As this unique generation continues to age, how will the boomer identity inform their decisions? Will they resemble their parents or will they redefine this life stage in their way? How do they feel about their lives and their future? To find out, AARP commissioned a survey of boomers who will turn 65 next year.

  • While about half of the survey respondents are already retired, plenty of others are still working — with no plans to stop.

Among the 31 percent who are employed full or part time, more than one-third (35 percent) say they have "retired" from a previous career. And when asked when they will quit work, 40 percent plan to “work until they drop.” Most leading-edge boomers plan to remain active — whether in the workplace or not — well into traditional retirement age.  More than half of these boomers say they plan to increase their travel (61 percent) and volunteerism (54 percent), and more than 4-in-10 (44 percent) plan to take classes or learn something new.

  • The oldest boomers are largely satisfied with their lives. Seventy-eight percent of those turning 65 in 2011 say they are satisfied with the way things are going in their lives today. When asked to describe their feelings about the next five years, boomers chose the words exciting, fulfilling, confident, hopeful and optimistic. Still, significant percentages also admit to feeling anxious, uncertain and stressed. This may be an illustration of the inherent optimism that sometimes characterizes this generation or perhaps a demonstration of the measured perspective that comes with age.

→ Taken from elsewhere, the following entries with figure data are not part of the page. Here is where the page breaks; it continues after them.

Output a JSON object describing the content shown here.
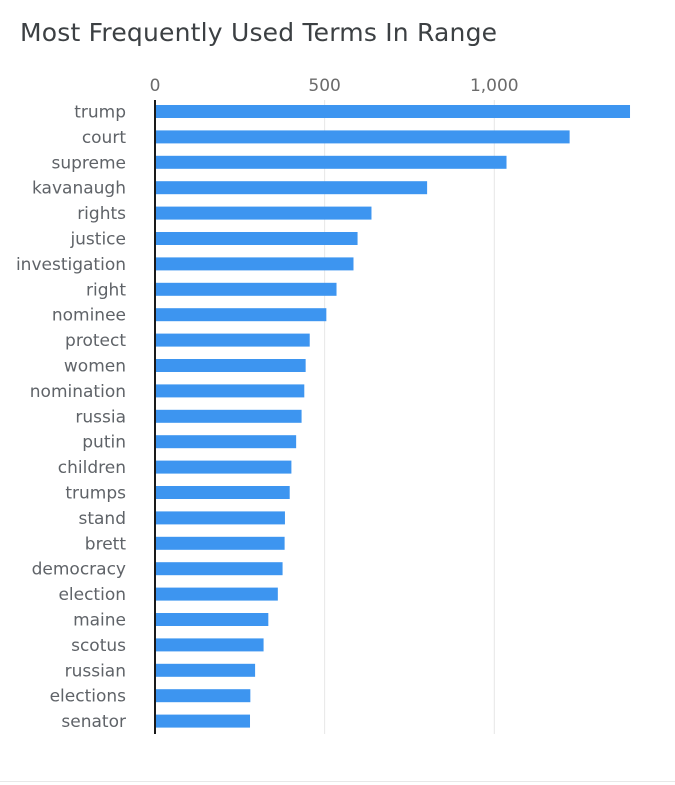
{
  "page": {
    "title": "Most Frequently Used Terms In Range"
  },
  "colors": {
    "bar": "#3d95f0",
    "axis": "#1a1a1a",
    "grid": "#e6e6e6"
  },
  "chart_data": {
    "type": "bar",
    "orientation": "horizontal",
    "title": "Most Frequently Used Terms In Range",
    "xlabel": "",
    "ylabel": "",
    "xlim": [
      0,
      1400
    ],
    "x_ticks": [
      0,
      500,
      1000
    ],
    "x_tick_labels": [
      "0",
      "500",
      "1,000"
    ],
    "x_axis_position": "top",
    "grid": true,
    "legend": "none",
    "categories": [
      "trump",
      "court",
      "supreme",
      "kavanaugh",
      "rights",
      "justice",
      "investigation",
      "right",
      "nominee",
      "protect",
      "women",
      "nomination",
      "russia",
      "putin",
      "children",
      "trumps",
      "stand",
      "brett",
      "democracy",
      "election",
      "maine",
      "scotus",
      "russian",
      "elections",
      "senator"
    ],
    "values": [
      1400,
      1222,
      1036,
      802,
      638,
      597,
      585,
      535,
      505,
      456,
      444,
      440,
      432,
      416,
      402,
      397,
      383,
      382,
      376,
      362,
      334,
      320,
      295,
      281,
      280
    ]
  }
}
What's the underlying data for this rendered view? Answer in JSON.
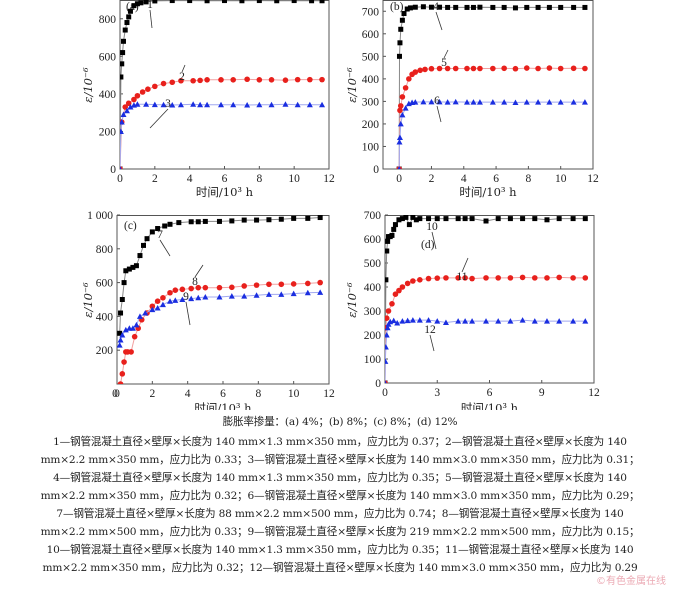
{
  "chart_data": [
    {
      "type": "scatter",
      "panel": "(a)",
      "xlabel": "时间/10³ h",
      "ylabel": "ε/10⁻⁶",
      "xlim": [
        0,
        12
      ],
      "ylim": [
        0,
        900
      ],
      "xticks": [
        "0",
        "2",
        "4",
        "6",
        "8",
        "10",
        "12"
      ],
      "yticks": [
        "0",
        "200",
        "400",
        "600",
        "800"
      ],
      "series": [
        {
          "name": "1",
          "color": "#000000",
          "marker": "square",
          "x": [
            0,
            0.05,
            0.1,
            0.15,
            0.2,
            0.3,
            0.4,
            0.5,
            0.6,
            0.8,
            1.0,
            1.2,
            1.5,
            2,
            3,
            4,
            5,
            6,
            7,
            8,
            9,
            10,
            11,
            11.6
          ],
          "y": [
            0,
            490,
            560,
            620,
            680,
            740,
            780,
            810,
            840,
            870,
            880,
            885,
            890,
            895,
            897,
            897,
            896,
            897,
            896,
            897,
            896,
            897,
            896,
            896
          ]
        },
        {
          "name": "2",
          "color": "#e8201c",
          "marker": "circle",
          "x": [
            0,
            0.1,
            0.3,
            0.5,
            0.8,
            1.0,
            1.3,
            1.6,
            2.0,
            2.5,
            3.0,
            3.5,
            4.2,
            4.6,
            5.0,
            5.8,
            6.5,
            7.3,
            8.0,
            8.7,
            9.5,
            10.2,
            10.9,
            11.6
          ],
          "y": [
            0,
            250,
            330,
            350,
            370,
            390,
            410,
            425,
            440,
            455,
            462,
            470,
            470,
            472,
            475,
            475,
            475,
            478,
            475,
            475,
            473,
            476,
            476,
            476
          ]
        },
        {
          "name": "3",
          "color": "#1a2ee0",
          "marker": "triangle",
          "x": [
            0,
            0.05,
            0.1,
            0.2,
            0.4,
            0.6,
            0.8,
            1.0,
            1.5,
            2.0,
            2.5,
            3.0,
            3.5,
            4.2,
            4.6,
            5.0,
            5.8,
            6.5,
            7.3,
            8.0,
            8.7,
            9.5,
            10.2,
            10.9,
            11.6
          ],
          "y": [
            0,
            200,
            250,
            290,
            310,
            330,
            340,
            345,
            345,
            343,
            342,
            341,
            342,
            345,
            342,
            342,
            342,
            342,
            341,
            342,
            342,
            345,
            342,
            342,
            342
          ]
        }
      ],
      "annotations": [
        "1",
        "2",
        "3"
      ]
    },
    {
      "type": "scatter",
      "panel": "(b)",
      "xlabel": "时间/10³ h",
      "ylabel": "ε/10⁻⁶",
      "xlim": [
        -1,
        12
      ],
      "ylim": [
        0,
        750
      ],
      "xticks": [
        "0",
        "2",
        "4",
        "6",
        "8",
        "10",
        "12"
      ],
      "yticks": [
        "0",
        "100",
        "200",
        "300",
        "400",
        "500",
        "600",
        "700"
      ],
      "series": [
        {
          "name": "4",
          "color": "#000000",
          "marker": "square",
          "x": [
            0,
            0.02,
            0.05,
            0.1,
            0.2,
            0.3,
            0.5,
            0.7,
            1.0,
            1.5,
            2.0,
            2.5,
            3.0,
            3.5,
            4.2,
            4.6,
            5.0,
            5.8,
            6.5,
            7.2,
            7.9,
            8.6,
            9.3,
            10.0,
            10.8,
            11.5
          ],
          "y": [
            0,
            500,
            560,
            620,
            660,
            690,
            710,
            715,
            718,
            720,
            718,
            718,
            717,
            717,
            717,
            717,
            718,
            717,
            717,
            715,
            717,
            717,
            717,
            717,
            717,
            717
          ]
        },
        {
          "name": "5",
          "color": "#e8201c",
          "marker": "circle",
          "x": [
            0,
            0.05,
            0.1,
            0.2,
            0.4,
            0.6,
            0.8,
            1.0,
            1.3,
            1.6,
            2.0,
            2.5,
            3.0,
            3.5,
            4.2,
            4.6,
            5.0,
            5.8,
            6.5,
            7.2,
            7.9,
            8.6,
            9.3,
            10.0,
            10.8,
            11.5
          ],
          "y": [
            0,
            260,
            280,
            320,
            360,
            400,
            420,
            430,
            438,
            442,
            445,
            446,
            446,
            446,
            446,
            446,
            446,
            446,
            447,
            445,
            448,
            446,
            448,
            446,
            447,
            446
          ]
        },
        {
          "name": "6",
          "color": "#1a2ee0",
          "marker": "triangle",
          "x": [
            0,
            0.02,
            0.05,
            0.1,
            0.2,
            0.4,
            0.6,
            0.8,
            1.0,
            1.5,
            2.0,
            2.5,
            3.0,
            3.5,
            4.2,
            4.6,
            5.0,
            5.8,
            6.5,
            7.2,
            7.9,
            8.6,
            9.3,
            10.0,
            10.8,
            11.5
          ],
          "y": [
            0,
            120,
            140,
            200,
            240,
            270,
            290,
            295,
            297,
            298,
            298,
            298,
            297,
            298,
            297,
            297,
            297,
            297,
            297,
            295,
            297,
            297,
            297,
            297,
            297,
            297
          ]
        }
      ],
      "annotations": [
        "4",
        "5",
        "6"
      ]
    },
    {
      "type": "scatter",
      "panel": "(c)",
      "xlabel": "时间/10³ h",
      "ylabel": "ε/10⁻⁶",
      "xlim": [
        0,
        12
      ],
      "ylim": [
        0,
        1000
      ],
      "xticks": [
        "0",
        "2",
        "4",
        "6",
        "8",
        "10",
        "12"
      ],
      "yticks": [
        "200",
        "400",
        "600",
        "800",
        "1 000"
      ],
      "series": [
        {
          "name": "7",
          "color": "#000000",
          "marker": "square",
          "x": [
            0.15,
            0.2,
            0.3,
            0.4,
            0.5,
            0.7,
            0.9,
            1.1,
            1.3,
            1.5,
            1.7,
            2.0,
            2.3,
            2.7,
            3.0,
            3.5,
            4.2,
            4.6,
            5.0,
            5.8,
            6.5,
            7.2,
            7.9,
            8.6,
            9.3,
            10.0,
            10.8,
            11.5
          ],
          "y": [
            300,
            420,
            500,
            600,
            670,
            680,
            690,
            700,
            760,
            820,
            860,
            900,
            920,
            935,
            945,
            955,
            960,
            960,
            962,
            962,
            965,
            970,
            970,
            972,
            975,
            980,
            980,
            985
          ]
        },
        {
          "name": "8",
          "color": "#e8201c",
          "marker": "circle",
          "x": [
            0.2,
            0.3,
            0.4,
            0.5,
            0.6,
            0.8,
            1.0,
            1.2,
            1.4,
            1.7,
            2.0,
            2.3,
            2.6,
            3.0,
            3.3,
            3.7,
            4.2,
            4.6,
            5.0,
            5.8,
            6.5,
            7.2,
            7.9,
            8.6,
            9.3,
            10.0,
            10.8,
            11.5
          ],
          "y": [
            0,
            60,
            130,
            190,
            190,
            190,
            280,
            330,
            380,
            420,
            460,
            490,
            510,
            540,
            555,
            560,
            565,
            570,
            570,
            570,
            572,
            580,
            585,
            590,
            590,
            592,
            595,
            600
          ]
        },
        {
          "name": "9",
          "color": "#1a2ee0",
          "marker": "triangle",
          "x": [
            0.15,
            0.2,
            0.3,
            0.5,
            0.7,
            0.9,
            1.1,
            1.3,
            1.6,
            2.0,
            2.3,
            2.6,
            3.0,
            3.3,
            3.7,
            4.2,
            4.6,
            5.0,
            5.8,
            6.5,
            7.2,
            7.9,
            8.6,
            9.3,
            10.0,
            10.8,
            11.5
          ],
          "y": [
            230,
            260,
            290,
            320,
            330,
            330,
            350,
            400,
            420,
            440,
            450,
            470,
            490,
            495,
            500,
            505,
            510,
            515,
            515,
            520,
            520,
            525,
            530,
            530,
            535,
            540,
            542
          ]
        }
      ],
      "annotations": [
        "7",
        "8",
        "9"
      ]
    },
    {
      "type": "scatter",
      "panel": "(d)",
      "xlabel": "时间/10³ h",
      "ylabel": "ε/10⁻⁶",
      "xlim": [
        0,
        12
      ],
      "ylim": [
        0,
        700
      ],
      "xticks": [
        "0",
        "3",
        "6",
        "9",
        "12"
      ],
      "yticks": [
        "0",
        "100",
        "200",
        "300",
        "400",
        "500",
        "600",
        "700"
      ],
      "series": [
        {
          "name": "10",
          "color": "#000000",
          "marker": "square",
          "x": [
            0,
            0.05,
            0.1,
            0.15,
            0.2,
            0.3,
            0.4,
            0.5,
            0.6,
            0.8,
            1.0,
            1.2,
            1.4,
            1.6,
            1.8,
            2.0,
            2.5,
            3.0,
            3.5,
            4.2,
            4.6,
            5.0,
            5.8,
            6.5,
            7.2,
            7.9,
            8.6,
            9.3,
            10.0,
            10.8,
            11.5
          ],
          "y": [
            0,
            430,
            550,
            590,
            610,
            610,
            615,
            640,
            660,
            680,
            685,
            690,
            660,
            690,
            680,
            685,
            685,
            685,
            685,
            685,
            685,
            685,
            675,
            685,
            685,
            685,
            685,
            680,
            685,
            685,
            685
          ]
        },
        {
          "name": "11",
          "color": "#e8201c",
          "marker": "circle",
          "x": [
            0,
            0.05,
            0.1,
            0.2,
            0.4,
            0.6,
            0.8,
            1.0,
            1.3,
            1.6,
            2.0,
            2.5,
            3.0,
            3.5,
            4.2,
            4.6,
            5.0,
            5.8,
            6.5,
            7.2,
            7.9,
            8.6,
            9.3,
            10.0,
            10.8,
            11.5
          ],
          "y": [
            0,
            230,
            270,
            300,
            330,
            370,
            385,
            400,
            415,
            425,
            430,
            435,
            437,
            438,
            438,
            438,
            435,
            438,
            438,
            438,
            440,
            438,
            438,
            440,
            438,
            438
          ]
        },
        {
          "name": "12",
          "color": "#1a2ee0",
          "marker": "triangle",
          "x": [
            0,
            0.02,
            0.05,
            0.1,
            0.15,
            0.2,
            0.3,
            0.5,
            0.7,
            1.0,
            1.3,
            1.6,
            2.0,
            2.5,
            3.0,
            3.5,
            4.2,
            4.6,
            5.0,
            5.8,
            6.5,
            7.2,
            7.9,
            8.6,
            9.3,
            10.0,
            10.8,
            11.5
          ],
          "y": [
            0,
            90,
            150,
            200,
            230,
            245,
            255,
            260,
            250,
            258,
            260,
            262,
            262,
            262,
            258,
            252,
            258,
            258,
            258,
            258,
            258,
            258,
            262,
            258,
            258,
            258,
            258,
            258
          ]
        }
      ],
      "annotations": [
        "10",
        "11",
        "12"
      ]
    }
  ],
  "caption": {
    "title": "膨胀率掺量：(a) 4%；(b) 8%；(c) 8%；(d) 12%",
    "lines": [
      "1—钢管混凝土直径×壁厚×长度为 140 mm×1.3 mm×350 mm，应力比为 0.37；2—钢管混凝土直径×壁厚×长度为 140",
      "mm×2.2 mm×350 mm，应力比为 0.33；3—钢管混凝土直径×壁厚×长度为 140 mm×3.0 mm×350 mm，应力比为 0.31；",
      "4—钢管混凝土直径×壁厚×长度为 140 mm×1.3 mm×350 mm，应力比为 0.35；5—钢管混凝土直径×壁厚×长度为 140",
      "mm×2.2 mm×350 mm，应力比为 0.32；6—钢管混凝土直径×壁厚×长度为 140 mm×3.0 mm×350 mm，应力比为 0.29；",
      "7—钢管混凝土直径×壁厚×长度为 88 mm×2.2 mm×500 mm，应力比为 0.74；8—钢管混凝土直径×壁厚×长度为 140",
      "mm×2.2 mm×500 mm，应力比为 0.33；9—钢管混凝土直径×壁厚×长度为 219 mm×2.2 mm×500 mm，应力比为 0.15；",
      "10—钢管混凝土直径×壁厚×长度为 140 mm×1.3 mm×350 mm，应力比为 0.35；11—钢管混凝土直径×壁厚×长度为 140",
      "mm×2.2 mm×350 mm，应力比为 0.32；12—钢管混凝土直径×壁厚×长度为 140 mm×3.0 mm×350 mm，应力比为 0.29"
    ]
  },
  "watermark": "©有色金属在线"
}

  • About 40 percent believe they are about where they expected to be at this point in terms of their financial security and health. More however, believe they are worse off in these areas. Slight majorities believe they are about where they expected to be in their relationships, jobs and spiritual lives.


  • Overall, 70 percent say they've achieved all or most of what they wanted out of life. And 26 percent say they have achieved some of what they wanted. Only 3 percent say they have achieved little or none of what they wanted out of life. 


  • Boomers turning 65 expect to live about the same number of years as they want to live. On average, boomers turning 65 in 2011 expect to live until they are 85.2 years old. This is only 3.5 years short of the average length of time they want to live — 88.7 years.


  • As they turn 65, the perennial goals of financial security, better health, travel and time with family/friends are gifts boomers want. But financial security (25 percent) and physical health (35 percent) are also paramount as things boomers turning 65 want to improve in the next five years.


  • Taking better care of oneself, spending more time with family, traveling, volunteering and making time for interests and hobbies were most often mentioned when boomers were asked what non-employment changes they have planned for the next few years. Consistent with other surveys of near retirees, few respondents plan to relocate. A small percentage plan to buy a larger or smaller home or move to a different part of the country to be near family or enjoy better weather.